Nous sommes de retour chez nous – après une courte semaine, nous avons pu rentrer chez nous, dans nos logements sûrs, auprès de nos familles, dont nous nous sommes séparés il y a quelques jours – en sachant que nous nous reverrons bientôt. Nous avons pris un avion, reçu de la nourriture et des boissons, avons pu changer de vol à Athènes sans problème, puis avons récupéré nos bagages à Munich dans leur intégralité. Nous avons même pu rapporter des cadeaux. Aucun d'entre nous n'a dû payer un passeur ou monter de nuit dans un canot pneumatique en risquant sa vie, encore et encore jusqu'à ce que cela marche. Nous sommes simplement rentrés chez nous et tout était comme d'habitude. Après une semaine – pas après des années ou jamais plus, parce que c'est trop dangereux, que la famille n'est plus en vie ou que l'endroit a été détruit par la guerre.

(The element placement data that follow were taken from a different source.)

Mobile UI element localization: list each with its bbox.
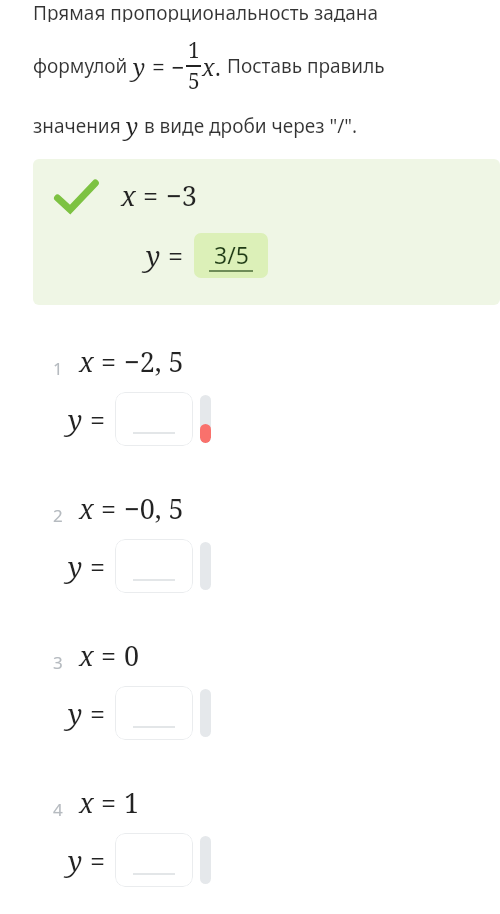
staticText: x bbox=[79, 343, 94, 380]
staticText: −2, 5 bbox=[124, 343, 184, 380]
button[interactable]: 3/5 bbox=[194, 233, 268, 278]
staticText: x bbox=[79, 490, 94, 527]
staticText: x bbox=[79, 637, 94, 674]
staticText: = bbox=[83, 695, 106, 732]
staticText: 4 bbox=[53, 798, 63, 821]
staticText: y bbox=[68, 401, 83, 438]
staticText: = bbox=[161, 237, 184, 274]
staticText: y bbox=[126, 110, 139, 141]
staticText: = bbox=[83, 401, 106, 438]
button[interactable]: Answer input bbox=[115, 833, 193, 887]
staticText: значения bbox=[33, 113, 126, 139]
staticText: = bbox=[94, 490, 124, 527]
button[interactable]: Answer input bbox=[115, 539, 193, 593]
staticText: y bbox=[146, 237, 161, 274]
staticText: Поставь правиль bbox=[227, 53, 385, 79]
staticText: 3 bbox=[53, 651, 63, 674]
staticText: y bbox=[68, 548, 83, 585]
staticText: = bbox=[83, 548, 106, 585]
button[interactable]: Answer input bbox=[115, 686, 193, 740]
staticText: Прямая пропорциональность задана bbox=[33, 0, 379, 22]
staticText: 0 bbox=[124, 637, 140, 674]
button[interactable]: Answer input bbox=[115, 392, 193, 446]
staticText: x bbox=[202, 51, 215, 82]
staticText: x bbox=[121, 177, 136, 214]
staticText: = bbox=[146, 51, 171, 82]
staticText: −3 bbox=[166, 177, 197, 214]
staticText: − bbox=[171, 51, 185, 82]
staticText: 2 bbox=[53, 504, 63, 527]
staticText: y bbox=[68, 842, 83, 879]
staticText: 1 bbox=[124, 784, 140, 821]
staticText: формулой bbox=[33, 53, 133, 79]
staticText: 5 bbox=[188, 67, 200, 96]
staticText: x bbox=[79, 784, 94, 821]
staticText: = bbox=[94, 343, 124, 380]
staticText: = bbox=[136, 177, 166, 214]
staticText: 1 bbox=[188, 36, 200, 65]
staticText: . bbox=[215, 51, 227, 82]
staticText: y bbox=[68, 695, 83, 732]
staticText: = bbox=[83, 842, 106, 879]
staticText: 3/5 bbox=[214, 239, 249, 270]
staticText: = bbox=[94, 637, 124, 674]
staticText: −0, 5 bbox=[124, 490, 184, 527]
staticText: 1 bbox=[53, 357, 63, 380]
staticText: y bbox=[133, 51, 146, 82]
staticText: в виде дроби через "/". bbox=[139, 113, 358, 139]
staticText: = bbox=[94, 784, 124, 821]
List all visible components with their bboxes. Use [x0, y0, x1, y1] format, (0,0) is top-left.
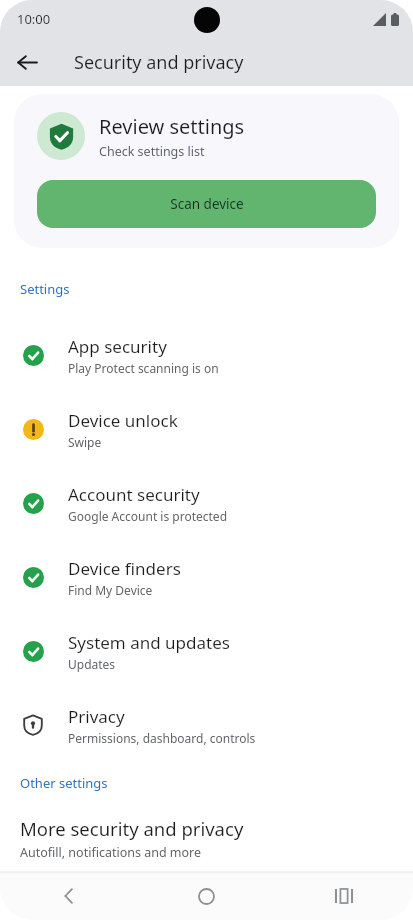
staticText: Updates: [68, 656, 116, 672]
button[interactable]: Privacy: [0, 688, 413, 762]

Nous pouvons également retourner au travail et n'avons pas à nous contenter de 1/5 des collègues, parce que l'État ne verse pas le financement promis et que le donateur, grâce à Trump, ne peut plus intervenir. De plus, nous ne sommes pas seulement 2 travailleurs sociaux pour 1700 personnes et ne sommes pas dépendants d'ONG financées par des dons pour prendre en charge des tâches de l'État. L'ensemble de l'approvisionnement et de l'équipement des camps est financé par l'UE – et pourtant, des ONG privées doivent intervenir avec l'aide de bénévoles pour assurer des services fondamentaux absolument nécessaires. Cela inclut, par exemple, les soins de santé, la distribution de nourriture pour les malades ou parce que la nourriture fournie est immangeable, des vêtements dans le camp. L'aide psychologique, sociale et éducative n'est également assurée que par des ONG et n'est pas financée par l'État et a surtout lieu en dehors du camp. Étrangement, sur place, l'UE ne propose que des conseils sur la procédure d'asile. Sinon, les camps sont des 'installations fermées' et hermétiquement scellées. L'accès est interdit aux bénévoles, journalistes, avocats, etc.
Nous n'avons pas non plus à endurer quand un accident maritime se produit à nouveau et à pleurer des morts. On reproche au gouvernement non seulement de ne pas avoir aidé, mais aussi d'être responsable de l'accident sous la forme de renvois forcés.
Mais nous devons également ici, chez nous, continuer à nous battre pour rappeler à la société civile et à l'État leur responsabilité, mettre en lumière les dysfonctionnements et lutter pour plus d'ouverture et de soutien.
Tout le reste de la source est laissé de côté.